Les Justes
Paul Vergara
Année de nomination : 1988Date de naissance : 10/04/1883
Date de décès : 17/04/1965
Profession : Pasteur de l’Oratoire du Louvre
Marcelle (Roberty) Vergara
Année de nomination : 1988Date de naissance : 27/08/1885
Date de décès : 22/11/1969
Profession : Femme au foyer
Département : Paris
Région : Ile-de-France
Lieu de mémoire
Personnes sauvées
Lieu porteur de mémoire
Cérémonies
L'histoire

Pasteur Paul Vergara
Paul Vergara était pasteur de l’Oratoire du Louvre, à Paris depuis 1933. Pendant l’Occupation, son épouse Marcelle et lui-même se dépensèrent sans compter pour sauver des Juifs. Ils hébergeaient temporairement des enfants à leur domicile, en envoyaient d’autres en lieu sûr et procuraient de faux papiers d’identité aux Juifs pourchassés. Le pasteur avait également mobilisé les fidèles de sa paroisse afin de participer à cette œuvre de sauvetage.
Daniel et Hanna Waxberg, émigrés de Pologne, ainsi que leurs enfants, eurent la vie sauve grâce au pasteur et à son épouse. Le 14 mars 1942, Daniel Waxberg s’enfuit du camp de Pithiviers, où il était interné depuis un an. En juillet 1942, alors qu’il se cachait dans l’appartement d’un client de longue date par crainte d’être arrêté, il tenta, sans succès, de passer en zone sud avec sa famille et dut regagner sa cachette. Sa fille, Hélène Waxberg, confia leur situation à son professeur d’anglais, qui orienta la famille vers le pasteur Vergara.
Le couple Vergara constituait une véritable plaque tournante d’un réseau qui permit à de nombreux Juifs d’échapper aux persécutions. Paul et Marcelle Vergara étaient au cœur d’une chaîne de solidarité et de résistance.

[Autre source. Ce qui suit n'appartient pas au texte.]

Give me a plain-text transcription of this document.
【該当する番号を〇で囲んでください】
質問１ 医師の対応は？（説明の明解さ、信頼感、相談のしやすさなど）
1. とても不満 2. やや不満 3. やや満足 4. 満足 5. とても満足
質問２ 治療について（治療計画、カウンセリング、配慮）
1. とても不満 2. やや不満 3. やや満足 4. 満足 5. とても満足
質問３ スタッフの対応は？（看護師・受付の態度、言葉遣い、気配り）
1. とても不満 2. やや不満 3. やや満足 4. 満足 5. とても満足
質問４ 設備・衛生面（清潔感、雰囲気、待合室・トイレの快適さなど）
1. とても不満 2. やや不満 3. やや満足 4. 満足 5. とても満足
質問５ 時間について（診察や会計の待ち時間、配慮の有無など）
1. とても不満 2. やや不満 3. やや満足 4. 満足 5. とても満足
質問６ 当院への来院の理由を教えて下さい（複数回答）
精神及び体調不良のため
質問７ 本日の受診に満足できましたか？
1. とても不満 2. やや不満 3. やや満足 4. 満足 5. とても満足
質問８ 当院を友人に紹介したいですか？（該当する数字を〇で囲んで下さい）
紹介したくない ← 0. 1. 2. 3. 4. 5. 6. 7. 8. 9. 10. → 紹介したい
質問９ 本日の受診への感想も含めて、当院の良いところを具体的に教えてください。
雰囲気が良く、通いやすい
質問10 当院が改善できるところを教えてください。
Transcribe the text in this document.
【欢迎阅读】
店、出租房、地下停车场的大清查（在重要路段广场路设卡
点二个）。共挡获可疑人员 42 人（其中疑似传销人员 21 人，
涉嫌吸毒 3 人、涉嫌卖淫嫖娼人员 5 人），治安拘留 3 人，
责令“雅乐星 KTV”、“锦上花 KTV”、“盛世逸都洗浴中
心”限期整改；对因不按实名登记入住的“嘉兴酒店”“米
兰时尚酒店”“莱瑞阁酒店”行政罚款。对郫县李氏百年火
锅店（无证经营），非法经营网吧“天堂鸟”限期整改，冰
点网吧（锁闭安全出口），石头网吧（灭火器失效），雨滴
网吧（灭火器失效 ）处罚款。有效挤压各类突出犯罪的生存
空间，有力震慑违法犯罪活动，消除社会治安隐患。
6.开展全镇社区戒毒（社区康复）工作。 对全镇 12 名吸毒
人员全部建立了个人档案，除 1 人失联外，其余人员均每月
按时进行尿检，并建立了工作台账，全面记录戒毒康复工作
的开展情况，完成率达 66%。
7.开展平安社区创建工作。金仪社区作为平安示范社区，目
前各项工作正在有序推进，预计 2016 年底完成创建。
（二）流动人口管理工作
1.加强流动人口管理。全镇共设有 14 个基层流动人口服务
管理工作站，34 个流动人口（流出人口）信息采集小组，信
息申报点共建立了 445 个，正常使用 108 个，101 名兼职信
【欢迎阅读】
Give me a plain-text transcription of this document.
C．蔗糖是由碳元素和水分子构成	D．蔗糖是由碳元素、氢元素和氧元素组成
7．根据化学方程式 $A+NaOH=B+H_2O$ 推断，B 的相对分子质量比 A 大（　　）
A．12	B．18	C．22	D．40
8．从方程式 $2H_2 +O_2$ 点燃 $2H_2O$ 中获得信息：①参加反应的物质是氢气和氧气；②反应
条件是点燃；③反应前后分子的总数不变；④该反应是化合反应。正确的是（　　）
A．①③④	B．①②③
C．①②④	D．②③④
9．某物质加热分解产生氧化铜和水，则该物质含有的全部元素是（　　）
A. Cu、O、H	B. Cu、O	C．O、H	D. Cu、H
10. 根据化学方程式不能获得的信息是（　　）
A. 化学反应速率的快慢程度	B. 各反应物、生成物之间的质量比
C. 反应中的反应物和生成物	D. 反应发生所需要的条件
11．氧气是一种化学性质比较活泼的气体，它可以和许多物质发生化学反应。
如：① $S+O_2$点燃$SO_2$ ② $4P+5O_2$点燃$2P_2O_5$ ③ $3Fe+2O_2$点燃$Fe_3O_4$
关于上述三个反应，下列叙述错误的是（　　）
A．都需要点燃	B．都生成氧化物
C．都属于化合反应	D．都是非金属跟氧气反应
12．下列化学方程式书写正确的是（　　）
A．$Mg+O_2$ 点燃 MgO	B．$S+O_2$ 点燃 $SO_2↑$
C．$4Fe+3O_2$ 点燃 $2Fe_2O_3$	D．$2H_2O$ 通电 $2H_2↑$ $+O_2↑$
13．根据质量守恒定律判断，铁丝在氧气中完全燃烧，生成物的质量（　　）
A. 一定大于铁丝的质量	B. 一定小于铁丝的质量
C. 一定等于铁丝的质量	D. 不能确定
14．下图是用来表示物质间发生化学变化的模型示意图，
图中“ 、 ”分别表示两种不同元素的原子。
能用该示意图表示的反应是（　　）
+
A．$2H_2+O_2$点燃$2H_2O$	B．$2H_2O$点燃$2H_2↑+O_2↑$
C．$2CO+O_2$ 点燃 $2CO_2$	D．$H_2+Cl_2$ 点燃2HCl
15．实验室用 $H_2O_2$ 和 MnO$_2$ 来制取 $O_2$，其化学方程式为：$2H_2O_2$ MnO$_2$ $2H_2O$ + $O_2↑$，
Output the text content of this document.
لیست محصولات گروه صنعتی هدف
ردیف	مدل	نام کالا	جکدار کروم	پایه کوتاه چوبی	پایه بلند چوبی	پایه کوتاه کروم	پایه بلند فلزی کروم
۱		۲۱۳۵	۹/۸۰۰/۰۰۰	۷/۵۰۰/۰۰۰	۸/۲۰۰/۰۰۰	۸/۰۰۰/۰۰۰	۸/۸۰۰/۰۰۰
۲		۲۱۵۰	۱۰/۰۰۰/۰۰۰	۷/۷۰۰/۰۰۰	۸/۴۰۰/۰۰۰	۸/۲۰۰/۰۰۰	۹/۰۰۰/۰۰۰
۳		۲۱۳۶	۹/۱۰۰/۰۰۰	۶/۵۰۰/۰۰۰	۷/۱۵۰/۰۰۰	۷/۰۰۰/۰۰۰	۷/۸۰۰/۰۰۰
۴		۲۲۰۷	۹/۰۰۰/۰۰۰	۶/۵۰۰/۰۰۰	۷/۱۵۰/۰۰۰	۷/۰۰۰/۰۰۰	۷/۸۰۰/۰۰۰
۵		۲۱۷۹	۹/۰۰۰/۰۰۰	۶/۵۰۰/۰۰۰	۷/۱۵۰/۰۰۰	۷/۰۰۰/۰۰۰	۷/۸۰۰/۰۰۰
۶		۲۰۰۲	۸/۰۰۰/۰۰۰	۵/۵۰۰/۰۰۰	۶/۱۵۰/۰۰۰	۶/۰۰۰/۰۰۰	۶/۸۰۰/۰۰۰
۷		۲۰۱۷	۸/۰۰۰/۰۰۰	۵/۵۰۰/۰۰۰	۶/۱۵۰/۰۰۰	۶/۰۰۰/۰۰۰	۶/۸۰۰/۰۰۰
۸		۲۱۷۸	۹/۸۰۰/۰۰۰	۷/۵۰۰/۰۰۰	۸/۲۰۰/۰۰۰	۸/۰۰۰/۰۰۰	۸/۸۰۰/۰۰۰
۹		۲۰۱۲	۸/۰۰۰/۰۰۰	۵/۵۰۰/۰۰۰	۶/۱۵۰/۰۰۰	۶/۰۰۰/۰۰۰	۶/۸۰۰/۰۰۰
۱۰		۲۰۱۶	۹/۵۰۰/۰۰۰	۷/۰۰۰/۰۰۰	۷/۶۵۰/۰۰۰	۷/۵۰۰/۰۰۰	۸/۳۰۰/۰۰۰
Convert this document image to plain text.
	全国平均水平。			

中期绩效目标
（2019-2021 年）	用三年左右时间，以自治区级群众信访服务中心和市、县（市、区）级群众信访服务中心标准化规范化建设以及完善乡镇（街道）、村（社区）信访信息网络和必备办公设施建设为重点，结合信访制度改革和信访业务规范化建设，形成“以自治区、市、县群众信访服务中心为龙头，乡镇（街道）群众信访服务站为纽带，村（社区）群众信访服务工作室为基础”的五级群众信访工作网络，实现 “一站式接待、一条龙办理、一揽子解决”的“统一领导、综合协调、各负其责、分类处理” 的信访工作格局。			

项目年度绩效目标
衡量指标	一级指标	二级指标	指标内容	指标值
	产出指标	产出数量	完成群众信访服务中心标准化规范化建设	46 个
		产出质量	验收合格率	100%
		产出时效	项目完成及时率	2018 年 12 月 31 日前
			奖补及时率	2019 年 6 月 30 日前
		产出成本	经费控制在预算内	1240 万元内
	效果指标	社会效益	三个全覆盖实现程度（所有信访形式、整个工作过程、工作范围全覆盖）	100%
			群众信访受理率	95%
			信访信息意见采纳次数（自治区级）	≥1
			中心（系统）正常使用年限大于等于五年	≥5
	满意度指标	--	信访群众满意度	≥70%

Le pasteur contacta les Béchard qui, à sa demande, louèrent pour la famille Waxberg un appartement situé au 9, rue Henri-Pape, dans le XVIIIᵉ arrondissement de Paris, et leur procurèrent de faux papiers. Ils y vécurent sans être inquiétés jusqu’à la fin de la guerre.
En 1943, le Mouvement national contre le racisme bénéficia du soutien sans faille du pasteur Vergara et de son assistante, Marcelle Guillemot, ainsi que de la mise à disposition d’un local, « La Clairière », centre social, situé au 60, rue Greneta, dans le IIᵉ arrondissement de Paris, afin d’y accueillir des personnes menacées.
Le 12 février 1943, le pasteur Vergara et son assistante Marcelle Guillemot — qui sera reconnue Juste parmi les Nations en 1989 — distribuèrent aux fidèles une circulaire leur demandant de se présenter, le lendemain, dans les bureaux de l’UGIF afin de faire sortir un enfant juif pour la journée. Soixante-trois enfants, âgés de trois à dix-huit ans et dont les parents avaient été arrêtés, ne retournèrent pas au foyer de l’UGIF : ils furent rassemblés dans les locaux du patronage dirigé par le pasteur.
Le 16 février, la Gestapo découvrit l’opération et envoya des agents dans ces locaux. Marcelle Guillemot parvint toutefois à organiser la fuite des enfants. Marcelle Vergara, quant à elle, fut arrêtée peu après par la Gestapo et internée à la prison de Fresnes. Par leur engagement et leur action, Paul et Marcelle Vergara contribuèrent ainsi au sauvetage de ces soixante-trois enfants juifs.
Le 30 août 1988, Yad Vashem décerna au pasteur Paul Vergara et à son épouse Marcelle le titre de Juste parmi les Nations.